As we get older, skin loses some of its ability to shrink with the body, especially when losing weight and putting on muscle in a short amount of time. And since muscle is more dense than fat, doing both leaves even more room for loose skin to become apparent. You are doing just fine man. Get into lifting and get used to the fact that you look good!
I'm 5'11" at 175lbs and my abs do show and I am lean muscular.
I don't do the cut phase//bulk phase thing. I just eat food and train.
You need to add muscle, build up. Not lose more weight. At 5'10 and under 120lbs, whatever weight you lose will likely be....I don't even know, but if you add muscle, it will eat fat....I think, I'm not a scientist. If what you are pinching is loose skin, adding muscle may stretch it out, making not so loose.
@typingsound Remember, elite athletes have wayyyy more bodyfat than fitness models. To get the zero-stomach-fat look, you have to diet well past the point of extremely reduced athletic performance. Humans were meant to have that line of fat in the belly.
Fitness models dont even look like that year round. They starve themselves for shoots.
@typingsound First, it doesn’t even really look like fat especially in the pic where you pinch it. Fat is gonna be thicker, tbh it looks like extra skin. Building muscle should help redistribute the extra skin as well, making it tighter/less loose.
And if you really are concerned about fat, building muscle affects your metabolism, and helps you burn more fat while at rest.
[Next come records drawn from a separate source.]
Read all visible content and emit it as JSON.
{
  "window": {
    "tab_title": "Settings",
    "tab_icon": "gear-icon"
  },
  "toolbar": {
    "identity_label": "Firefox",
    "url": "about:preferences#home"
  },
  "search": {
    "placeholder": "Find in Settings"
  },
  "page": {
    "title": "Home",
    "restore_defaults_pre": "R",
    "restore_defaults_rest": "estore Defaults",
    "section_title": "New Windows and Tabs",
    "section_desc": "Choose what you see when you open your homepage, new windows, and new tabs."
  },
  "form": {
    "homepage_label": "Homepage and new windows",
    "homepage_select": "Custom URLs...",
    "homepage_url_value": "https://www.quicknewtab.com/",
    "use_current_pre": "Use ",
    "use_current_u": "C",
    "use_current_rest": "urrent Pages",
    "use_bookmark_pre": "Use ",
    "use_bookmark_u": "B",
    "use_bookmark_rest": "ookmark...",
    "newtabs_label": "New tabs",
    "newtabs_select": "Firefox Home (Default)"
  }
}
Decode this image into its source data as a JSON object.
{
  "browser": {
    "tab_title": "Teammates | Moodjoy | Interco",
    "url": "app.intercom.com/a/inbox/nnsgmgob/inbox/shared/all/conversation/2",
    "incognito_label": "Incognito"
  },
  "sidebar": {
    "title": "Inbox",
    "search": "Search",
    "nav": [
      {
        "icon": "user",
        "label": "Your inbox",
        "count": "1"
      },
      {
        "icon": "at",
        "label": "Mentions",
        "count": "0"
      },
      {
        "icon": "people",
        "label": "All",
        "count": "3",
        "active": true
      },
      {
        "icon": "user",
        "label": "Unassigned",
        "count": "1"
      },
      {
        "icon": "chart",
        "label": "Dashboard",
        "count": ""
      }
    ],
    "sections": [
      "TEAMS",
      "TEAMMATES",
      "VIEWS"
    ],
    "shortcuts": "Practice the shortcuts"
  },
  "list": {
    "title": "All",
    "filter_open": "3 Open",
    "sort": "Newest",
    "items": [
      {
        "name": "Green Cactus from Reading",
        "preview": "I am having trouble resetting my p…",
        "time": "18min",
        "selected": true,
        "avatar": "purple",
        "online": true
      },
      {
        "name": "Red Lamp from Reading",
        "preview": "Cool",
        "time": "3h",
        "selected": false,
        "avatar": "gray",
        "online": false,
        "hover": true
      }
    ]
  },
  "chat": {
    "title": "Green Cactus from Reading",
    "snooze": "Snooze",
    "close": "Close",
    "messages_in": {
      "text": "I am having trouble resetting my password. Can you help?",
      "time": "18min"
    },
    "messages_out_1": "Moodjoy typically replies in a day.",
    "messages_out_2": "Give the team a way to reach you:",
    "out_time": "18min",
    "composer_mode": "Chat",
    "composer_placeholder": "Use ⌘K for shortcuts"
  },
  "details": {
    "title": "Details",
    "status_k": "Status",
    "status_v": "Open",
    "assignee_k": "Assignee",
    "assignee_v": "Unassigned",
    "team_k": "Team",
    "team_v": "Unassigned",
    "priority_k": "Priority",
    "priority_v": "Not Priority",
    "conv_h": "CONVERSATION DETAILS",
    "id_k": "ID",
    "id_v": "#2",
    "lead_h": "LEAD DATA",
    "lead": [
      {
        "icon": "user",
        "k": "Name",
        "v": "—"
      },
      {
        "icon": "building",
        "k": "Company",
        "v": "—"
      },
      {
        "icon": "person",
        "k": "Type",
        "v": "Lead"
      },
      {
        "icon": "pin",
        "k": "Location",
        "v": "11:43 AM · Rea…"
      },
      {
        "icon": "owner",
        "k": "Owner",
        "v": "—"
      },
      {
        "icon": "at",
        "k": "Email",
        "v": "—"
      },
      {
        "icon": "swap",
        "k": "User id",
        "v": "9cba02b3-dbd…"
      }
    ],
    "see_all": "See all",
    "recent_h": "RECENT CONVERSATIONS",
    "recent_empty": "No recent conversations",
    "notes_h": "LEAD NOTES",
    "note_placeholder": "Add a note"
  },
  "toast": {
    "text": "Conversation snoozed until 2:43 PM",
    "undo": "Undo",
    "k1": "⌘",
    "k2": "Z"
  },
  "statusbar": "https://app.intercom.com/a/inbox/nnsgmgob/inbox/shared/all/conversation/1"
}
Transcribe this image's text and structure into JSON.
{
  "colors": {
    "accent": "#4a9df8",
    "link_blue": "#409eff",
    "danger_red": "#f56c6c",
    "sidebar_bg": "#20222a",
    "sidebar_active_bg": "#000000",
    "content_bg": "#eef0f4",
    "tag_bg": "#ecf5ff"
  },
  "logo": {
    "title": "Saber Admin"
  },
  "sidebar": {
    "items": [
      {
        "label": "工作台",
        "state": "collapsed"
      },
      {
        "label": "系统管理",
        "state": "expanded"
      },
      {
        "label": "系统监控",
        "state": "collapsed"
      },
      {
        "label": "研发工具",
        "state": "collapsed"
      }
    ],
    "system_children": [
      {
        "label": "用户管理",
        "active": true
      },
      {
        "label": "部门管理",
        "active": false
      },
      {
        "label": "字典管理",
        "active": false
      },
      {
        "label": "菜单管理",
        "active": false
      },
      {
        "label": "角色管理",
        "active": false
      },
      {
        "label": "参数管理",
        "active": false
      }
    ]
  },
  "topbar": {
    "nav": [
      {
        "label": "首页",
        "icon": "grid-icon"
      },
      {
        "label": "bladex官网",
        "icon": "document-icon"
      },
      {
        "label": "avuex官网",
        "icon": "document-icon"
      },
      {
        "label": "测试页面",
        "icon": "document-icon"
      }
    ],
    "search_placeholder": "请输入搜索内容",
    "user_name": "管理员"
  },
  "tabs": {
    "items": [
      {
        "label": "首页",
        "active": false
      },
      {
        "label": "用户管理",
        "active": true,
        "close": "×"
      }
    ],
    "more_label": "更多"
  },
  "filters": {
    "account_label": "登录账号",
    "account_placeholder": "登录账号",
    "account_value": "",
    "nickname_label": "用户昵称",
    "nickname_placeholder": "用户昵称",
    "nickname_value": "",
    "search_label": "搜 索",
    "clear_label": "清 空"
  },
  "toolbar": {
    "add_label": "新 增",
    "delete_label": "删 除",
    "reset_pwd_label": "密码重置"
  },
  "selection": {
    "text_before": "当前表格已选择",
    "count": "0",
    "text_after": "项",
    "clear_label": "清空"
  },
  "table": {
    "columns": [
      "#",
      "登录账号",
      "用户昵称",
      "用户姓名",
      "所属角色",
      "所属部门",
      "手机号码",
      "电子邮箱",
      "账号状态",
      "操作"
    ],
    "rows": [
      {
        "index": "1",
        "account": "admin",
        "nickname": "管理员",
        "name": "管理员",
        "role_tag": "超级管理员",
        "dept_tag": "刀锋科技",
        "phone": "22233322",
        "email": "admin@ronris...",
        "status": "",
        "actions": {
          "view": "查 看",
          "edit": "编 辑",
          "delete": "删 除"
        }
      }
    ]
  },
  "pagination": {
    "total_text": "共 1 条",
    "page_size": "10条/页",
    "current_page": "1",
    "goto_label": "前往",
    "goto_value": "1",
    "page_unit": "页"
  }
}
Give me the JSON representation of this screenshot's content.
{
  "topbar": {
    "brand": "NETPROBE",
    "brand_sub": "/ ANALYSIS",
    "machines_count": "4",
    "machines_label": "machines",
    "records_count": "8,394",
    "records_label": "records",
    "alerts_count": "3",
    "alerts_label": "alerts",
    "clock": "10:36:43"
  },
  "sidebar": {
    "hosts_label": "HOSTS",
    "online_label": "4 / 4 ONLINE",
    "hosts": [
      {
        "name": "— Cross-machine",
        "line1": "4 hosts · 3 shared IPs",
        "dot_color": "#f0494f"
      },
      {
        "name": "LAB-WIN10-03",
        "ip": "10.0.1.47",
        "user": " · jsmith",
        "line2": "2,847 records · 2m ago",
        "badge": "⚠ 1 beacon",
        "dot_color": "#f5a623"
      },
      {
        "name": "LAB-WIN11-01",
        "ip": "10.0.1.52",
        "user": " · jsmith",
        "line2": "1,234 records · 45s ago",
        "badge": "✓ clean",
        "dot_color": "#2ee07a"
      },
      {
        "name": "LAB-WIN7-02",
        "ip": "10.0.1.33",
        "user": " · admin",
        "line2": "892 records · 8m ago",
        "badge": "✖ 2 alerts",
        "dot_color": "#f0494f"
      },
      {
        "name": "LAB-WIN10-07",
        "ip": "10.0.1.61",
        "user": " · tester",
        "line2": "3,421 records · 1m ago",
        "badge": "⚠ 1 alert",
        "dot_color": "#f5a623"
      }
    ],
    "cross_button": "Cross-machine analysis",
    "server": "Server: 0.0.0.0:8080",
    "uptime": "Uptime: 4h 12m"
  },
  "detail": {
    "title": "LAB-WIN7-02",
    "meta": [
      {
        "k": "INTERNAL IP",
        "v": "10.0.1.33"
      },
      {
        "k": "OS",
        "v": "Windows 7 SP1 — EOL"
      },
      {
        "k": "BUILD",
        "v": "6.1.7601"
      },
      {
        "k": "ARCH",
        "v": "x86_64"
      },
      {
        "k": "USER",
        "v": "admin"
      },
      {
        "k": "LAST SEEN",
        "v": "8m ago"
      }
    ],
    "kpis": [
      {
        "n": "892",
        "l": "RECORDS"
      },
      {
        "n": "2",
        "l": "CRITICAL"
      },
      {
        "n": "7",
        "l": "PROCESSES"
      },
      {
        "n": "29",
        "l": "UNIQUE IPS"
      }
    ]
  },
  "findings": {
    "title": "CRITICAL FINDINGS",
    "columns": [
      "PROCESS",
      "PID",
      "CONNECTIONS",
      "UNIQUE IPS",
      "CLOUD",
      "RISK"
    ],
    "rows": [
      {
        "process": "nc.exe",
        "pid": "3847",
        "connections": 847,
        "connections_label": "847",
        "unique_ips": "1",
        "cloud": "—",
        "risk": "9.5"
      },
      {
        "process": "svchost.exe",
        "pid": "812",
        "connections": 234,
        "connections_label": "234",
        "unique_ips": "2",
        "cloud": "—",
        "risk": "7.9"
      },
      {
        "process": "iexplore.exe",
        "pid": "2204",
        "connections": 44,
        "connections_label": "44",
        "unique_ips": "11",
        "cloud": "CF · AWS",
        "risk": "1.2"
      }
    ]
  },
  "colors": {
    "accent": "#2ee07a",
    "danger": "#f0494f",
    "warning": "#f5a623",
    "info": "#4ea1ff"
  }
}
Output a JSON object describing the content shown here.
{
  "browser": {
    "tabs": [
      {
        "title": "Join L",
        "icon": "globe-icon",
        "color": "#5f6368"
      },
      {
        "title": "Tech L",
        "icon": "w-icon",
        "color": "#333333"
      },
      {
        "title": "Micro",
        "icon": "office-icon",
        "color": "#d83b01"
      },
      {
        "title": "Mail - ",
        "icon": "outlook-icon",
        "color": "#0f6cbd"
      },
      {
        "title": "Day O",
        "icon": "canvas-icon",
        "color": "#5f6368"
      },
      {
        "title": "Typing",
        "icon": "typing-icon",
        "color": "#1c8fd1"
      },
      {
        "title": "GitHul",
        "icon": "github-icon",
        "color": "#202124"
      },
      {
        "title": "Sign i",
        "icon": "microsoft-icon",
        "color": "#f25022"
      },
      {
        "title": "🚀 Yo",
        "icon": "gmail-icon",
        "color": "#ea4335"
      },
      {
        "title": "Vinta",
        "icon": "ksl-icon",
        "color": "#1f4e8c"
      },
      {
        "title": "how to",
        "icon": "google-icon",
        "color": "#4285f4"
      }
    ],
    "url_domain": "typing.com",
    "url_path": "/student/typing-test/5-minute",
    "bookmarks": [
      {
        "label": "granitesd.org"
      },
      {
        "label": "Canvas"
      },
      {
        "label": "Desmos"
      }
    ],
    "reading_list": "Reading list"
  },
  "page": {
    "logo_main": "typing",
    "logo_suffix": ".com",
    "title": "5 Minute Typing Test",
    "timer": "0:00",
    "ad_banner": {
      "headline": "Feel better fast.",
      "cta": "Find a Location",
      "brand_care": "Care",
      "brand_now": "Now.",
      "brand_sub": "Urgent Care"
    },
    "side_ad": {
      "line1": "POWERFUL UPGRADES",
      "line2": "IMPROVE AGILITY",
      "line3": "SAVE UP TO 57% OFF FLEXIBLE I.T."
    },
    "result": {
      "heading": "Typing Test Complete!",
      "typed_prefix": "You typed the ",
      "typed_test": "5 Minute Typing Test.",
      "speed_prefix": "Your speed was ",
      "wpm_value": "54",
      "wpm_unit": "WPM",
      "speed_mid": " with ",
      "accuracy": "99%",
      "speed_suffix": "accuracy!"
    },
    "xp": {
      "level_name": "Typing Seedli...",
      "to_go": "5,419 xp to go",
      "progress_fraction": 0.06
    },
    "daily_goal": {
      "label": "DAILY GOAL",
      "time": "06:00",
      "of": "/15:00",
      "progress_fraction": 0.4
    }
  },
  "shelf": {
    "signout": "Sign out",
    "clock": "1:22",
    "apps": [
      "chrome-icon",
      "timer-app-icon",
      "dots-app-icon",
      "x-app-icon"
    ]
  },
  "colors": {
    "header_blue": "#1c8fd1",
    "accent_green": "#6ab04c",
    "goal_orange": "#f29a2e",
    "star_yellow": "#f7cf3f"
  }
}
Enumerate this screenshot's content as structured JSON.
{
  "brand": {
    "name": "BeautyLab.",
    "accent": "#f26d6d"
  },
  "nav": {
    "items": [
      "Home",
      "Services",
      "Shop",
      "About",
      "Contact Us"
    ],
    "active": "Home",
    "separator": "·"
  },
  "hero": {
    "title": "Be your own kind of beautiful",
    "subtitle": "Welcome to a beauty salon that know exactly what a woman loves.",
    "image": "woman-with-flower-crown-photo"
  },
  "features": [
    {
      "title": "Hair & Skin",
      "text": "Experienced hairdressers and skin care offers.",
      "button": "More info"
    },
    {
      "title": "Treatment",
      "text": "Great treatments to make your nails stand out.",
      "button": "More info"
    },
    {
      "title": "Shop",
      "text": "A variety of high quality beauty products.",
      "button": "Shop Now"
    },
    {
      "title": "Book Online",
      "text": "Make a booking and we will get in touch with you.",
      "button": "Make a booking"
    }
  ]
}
Trust your trainer and bulk up.
@typingsound You can go extremely lean without gear. But, extreme leanness is not healthy nor sustainable. You have low libido, low testosterone. Basically, if you are super lean, your body will scream „I AM STARVING“.
Besides you can not target a specific body part for fat reduction. Hope you find a healthy relationship with ur body. If you really want super lean, go for it but know it’s a big sacrifice.
@typingsound I have the same thing even when the rest of me is overly shredded. It’s where my body loves to hold the last bit and put it back first. Like others have said, focusing on lean bulking will help improve this over time. Learning to be ok with it is even more important. I get it, you work so hard you want to get to the goal in your head and you’re SO CLOSE! Realize that no matter how good you look, you’ll always want to look better, bigger, more cut/vascular, whatever. It’s never good enough. Try to build more acceptance with where you’re at as you continue to slowly progress. You can’t cut forever.